Humpday News Chum: The Impact of Government Regulations

Today’s lunchtime news chum looks at four articles, all exploring, in one way or another, the effects that our increased regulatory environment are having on people:

  • From the “Baby Gonna Drive My Car” Department: The Chicago Tribune has an article about how more 16-year-olds are alive… because fewer of them are driving at age 16. Evidently, according to the article, one of the reasons are the increasingly complex licensing requirements, as well as how busy kids are (so that they don’t have time to take the required courses). This is something I’ve certainly seen here in California. In my youth, everyone got their Learner’s Permit at 15½, and their license at 16. It was a rite of passage. Today? Most of my daughter’s over-16 friends aren’t driving, and they don’t seem to be bothered by it. In related driving news, Saudi Arabian women are threatening to breastfeed their drivers unless they are permitted to drive their own cars. I’ll let you complete the joke…

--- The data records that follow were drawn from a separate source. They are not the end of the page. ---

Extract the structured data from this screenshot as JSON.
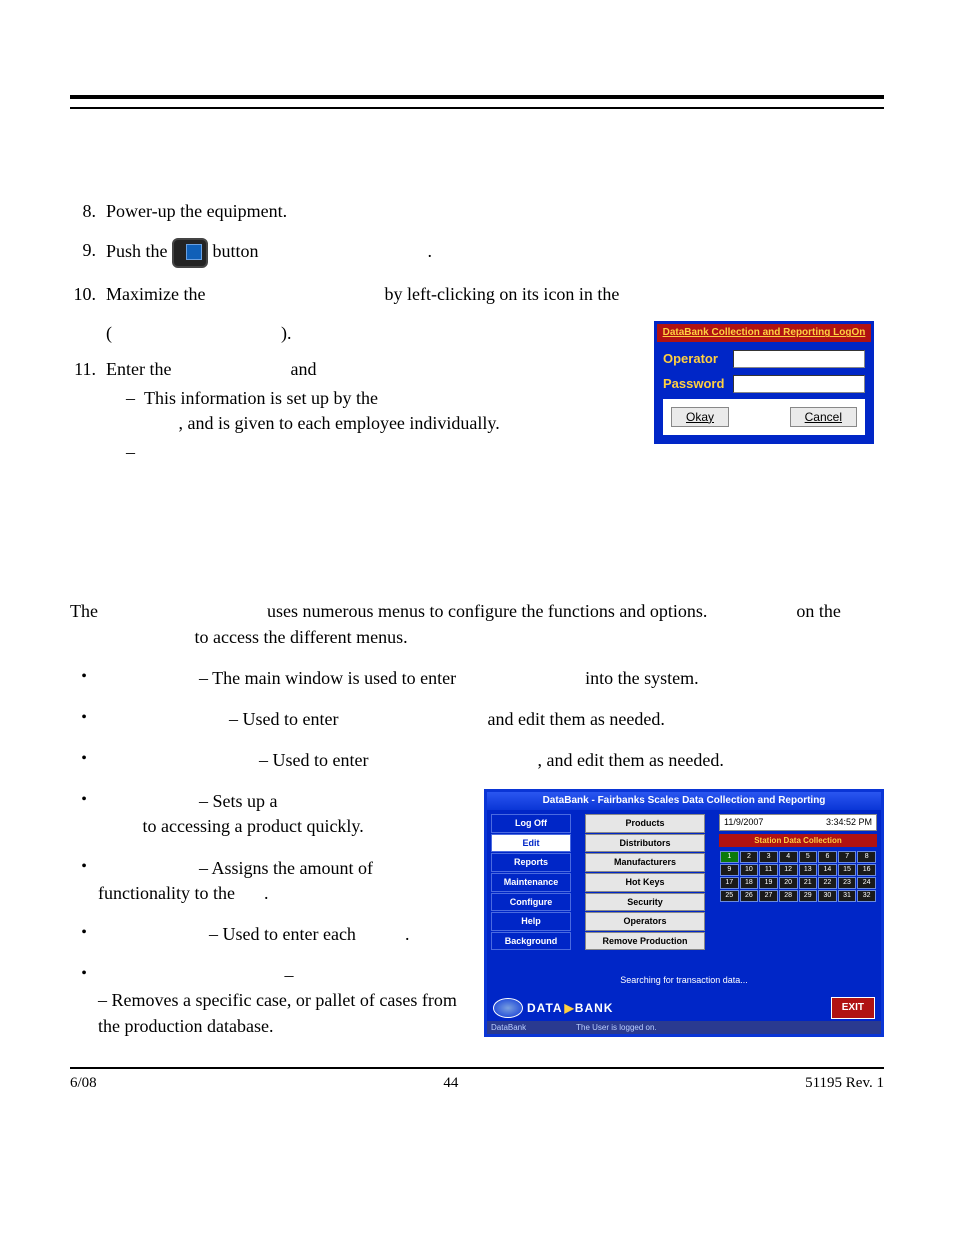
{
  "header": {},
  "steps": {
    "s8": {
      "num": "8.",
      "text": "Power-up the equipment."
    },
    "s9": {
      "num": "9.",
      "t1": "Push the",
      "t2": "button",
      "t3": "."
    },
    "s10": {
      "num": "10.",
      "t1": "Maximize the",
      "t2": "by left-clicking on its icon in the",
      "t3": "(",
      "t4": ")."
    },
    "s11": {
      "num": "11.",
      "t1": "Enter the",
      "t2": "and",
      "dash1a": "This information is set up by the",
      "dash1b": ", and is given to each employee individually."
    }
  },
  "login": {
    "title": "DataBank Collection and Reporting LogOn",
    "operator": "Operator",
    "password": "Password",
    "okay": "Okay",
    "cancel": "Cancel"
  },
  "midpara": {
    "t1": "The",
    "t2": "uses numerous menus to configure the functions and options.",
    "t3": "on the",
    "t4": "to access the different menus."
  },
  "bullets": {
    "b1": {
      "t1": "– The main window is used to enter",
      "t2": "into the system."
    },
    "b2": {
      "t1": "–  Used to enter",
      "t2": "and edit them as needed."
    },
    "b3": {
      "t1": "–  Used to enter",
      "t2": ", and edit them as needed."
    },
    "b4": {
      "t1": "– Sets up a",
      "t2": "to accessing a product quickly."
    },
    "b5": {
      "t1": "– Assigns the amount of functionality to the",
      "t2": "."
    },
    "b6": {
      "t1": "– Used to enter each",
      "t2": "."
    },
    "b7": {
      "t1": "– Removes a specific case, or pallet of cases from the production database."
    }
  },
  "db": {
    "title": "DataBank - Fairbanks Scales Data Collection and Reporting",
    "side": [
      "Log Off",
      "Edit",
      "Reports",
      "Maintenance",
      "Configure",
      "Help",
      "Background"
    ],
    "center": [
      "Products",
      "Distributors",
      "Manufacturers",
      "Hot Keys",
      "Security",
      "Operators",
      "Remove Production"
    ],
    "date": "11/9/2007",
    "time": "3:34:52 PM",
    "station": "Station Data Collection",
    "grid_r1": [
      "1",
      "2",
      "3",
      "4",
      "5",
      "6",
      "7",
      "8"
    ],
    "grid_r2": [
      "9",
      "10",
      "11",
      "12",
      "13",
      "14",
      "15",
      "16"
    ],
    "grid_r3": [
      "17",
      "18",
      "19",
      "20",
      "21",
      "22",
      "23",
      "24"
    ],
    "grid_r4": [
      "25",
      "26",
      "27",
      "28",
      "29",
      "30",
      "31",
      "32"
    ],
    "searching": "Searching for transaction data...",
    "logo1": "DATA",
    "logo2": "BANK",
    "exit": "EXIT",
    "status1": "DataBank",
    "status2": "The User is logged on."
  },
  "footer": {
    "left": "6/08",
    "center": "44",
    "right": "51195    Rev. 1"
  }
}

  • From the “Us fellers is only the pynters, a-pyntin’ the ‘alls and the stairs” Department: Thinking of renovating your house. It is going to get more expensive or take more time, due to new regulations. The New York Times is reporting how a new regulation designed to shield children from lead paint requires professional painters to now take extra measures that could double the cost of renovations. This applies to any professional painting job greater than 6 ft2 in a house built before 1978. They require that all professional renovation projects such homes that test positive for lead have to meet federal guidelines and be performed by workers certified in lead-safe practices. Furniture and equipment has to be wrapped in plastic at least 6 mils thick (a typical kitchen trash bag is around 1 mil). Floors, doorways and windows have to be lined with plastic and workers must wear protective gear. There are also special vacuums needed for cleanup, costing as much as $850. Training and certification classes cost roughly $180 to $250 per student, and a business would have to pay an additional $300 to register as certified. None of this applies, of cousre, if you do the work yourself.

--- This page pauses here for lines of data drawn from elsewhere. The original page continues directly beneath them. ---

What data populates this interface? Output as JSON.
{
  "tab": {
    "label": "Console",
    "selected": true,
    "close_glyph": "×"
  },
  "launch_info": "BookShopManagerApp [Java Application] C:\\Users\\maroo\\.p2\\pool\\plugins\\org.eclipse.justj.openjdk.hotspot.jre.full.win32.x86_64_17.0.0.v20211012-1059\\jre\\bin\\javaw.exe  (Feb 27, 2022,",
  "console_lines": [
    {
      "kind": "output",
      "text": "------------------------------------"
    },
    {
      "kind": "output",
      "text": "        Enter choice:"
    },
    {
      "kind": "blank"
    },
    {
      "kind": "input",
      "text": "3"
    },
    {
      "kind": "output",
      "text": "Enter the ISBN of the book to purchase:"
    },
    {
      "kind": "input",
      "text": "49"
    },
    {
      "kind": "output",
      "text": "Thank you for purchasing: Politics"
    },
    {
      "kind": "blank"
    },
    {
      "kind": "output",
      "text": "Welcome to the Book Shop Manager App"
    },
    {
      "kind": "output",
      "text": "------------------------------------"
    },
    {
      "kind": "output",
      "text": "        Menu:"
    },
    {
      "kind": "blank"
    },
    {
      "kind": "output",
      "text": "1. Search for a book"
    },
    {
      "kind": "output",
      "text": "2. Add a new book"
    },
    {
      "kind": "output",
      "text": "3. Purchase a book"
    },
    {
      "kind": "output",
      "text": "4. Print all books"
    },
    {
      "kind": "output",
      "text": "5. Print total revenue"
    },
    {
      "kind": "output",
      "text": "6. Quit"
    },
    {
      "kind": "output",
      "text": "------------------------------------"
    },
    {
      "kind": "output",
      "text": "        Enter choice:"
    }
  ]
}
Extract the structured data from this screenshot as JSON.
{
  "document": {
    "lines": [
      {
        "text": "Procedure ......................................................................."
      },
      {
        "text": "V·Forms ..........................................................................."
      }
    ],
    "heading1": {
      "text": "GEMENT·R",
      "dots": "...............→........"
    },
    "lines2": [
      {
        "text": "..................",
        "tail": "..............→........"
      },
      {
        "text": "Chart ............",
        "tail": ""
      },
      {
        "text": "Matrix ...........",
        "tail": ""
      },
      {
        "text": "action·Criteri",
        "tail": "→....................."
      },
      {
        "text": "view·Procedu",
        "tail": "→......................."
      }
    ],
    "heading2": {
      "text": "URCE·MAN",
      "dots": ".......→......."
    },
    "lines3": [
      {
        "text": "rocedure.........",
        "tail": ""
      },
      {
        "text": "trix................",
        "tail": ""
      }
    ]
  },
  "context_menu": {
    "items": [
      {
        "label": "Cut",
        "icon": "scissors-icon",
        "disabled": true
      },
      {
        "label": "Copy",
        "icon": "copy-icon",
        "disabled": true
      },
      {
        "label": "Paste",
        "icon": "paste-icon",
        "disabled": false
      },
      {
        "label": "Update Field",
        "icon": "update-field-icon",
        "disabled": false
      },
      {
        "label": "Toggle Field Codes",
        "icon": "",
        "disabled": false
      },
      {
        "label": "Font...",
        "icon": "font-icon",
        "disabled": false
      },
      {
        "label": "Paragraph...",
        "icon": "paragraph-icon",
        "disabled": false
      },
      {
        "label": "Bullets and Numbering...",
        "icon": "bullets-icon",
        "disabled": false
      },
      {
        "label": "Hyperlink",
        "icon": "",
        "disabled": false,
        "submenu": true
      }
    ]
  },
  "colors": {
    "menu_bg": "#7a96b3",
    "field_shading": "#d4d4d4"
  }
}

  • From the “Everybody Gotta Get Stoned” Department: It isn’t just lead that is a problem. Serpentine may be stripped of its title as “State Rock of California” because it contains chrysotile asbestos (other California state things). According to Gloria Romero (D-Los Angeles), who introduced SB 624, “California should not designate a rock known to be toxic to the health of its residents as the state’s official rock.” Serpentine was defined as the state rock in 1965. It is a metamorphic rock composed of common rock-forming hydrous magnesium iron phyllosilicate ((Mg, Fe)3Si2O5(OH)4) minerals that may contain other elements including chromium, manganese, cobalt and nickel. Serpentine is formed via the hydration and metamorphic transformation of ultrafamic rock from the earth’s mantle, which occurs at tectonic plate boundaries. Serpentine soils are often associated with gold mineral deposits in the foothills of the Sierra Nevada mountain range and therefore a part of California’s gold rush history.
  • From the “I’m Forty Years Old and Living in My Mom’s Garage” Department: Unpermitted additions. We’ve all seen them. We’ve possible bought houses with them. Ever wonder what the cost is to get them fixed? This article from the LA Business Journal will tell you. It discusses how one person spent 9 years and over 22,000 trying to get an addition permitted, and may end up just tearing it out because there doesn’t appear to be anyway to succeed. Yes, the addition is to code, but the parts of the city are feuding with each other and are refusing to work together to solve the problem, and the council and mayor appear helpless to intervene.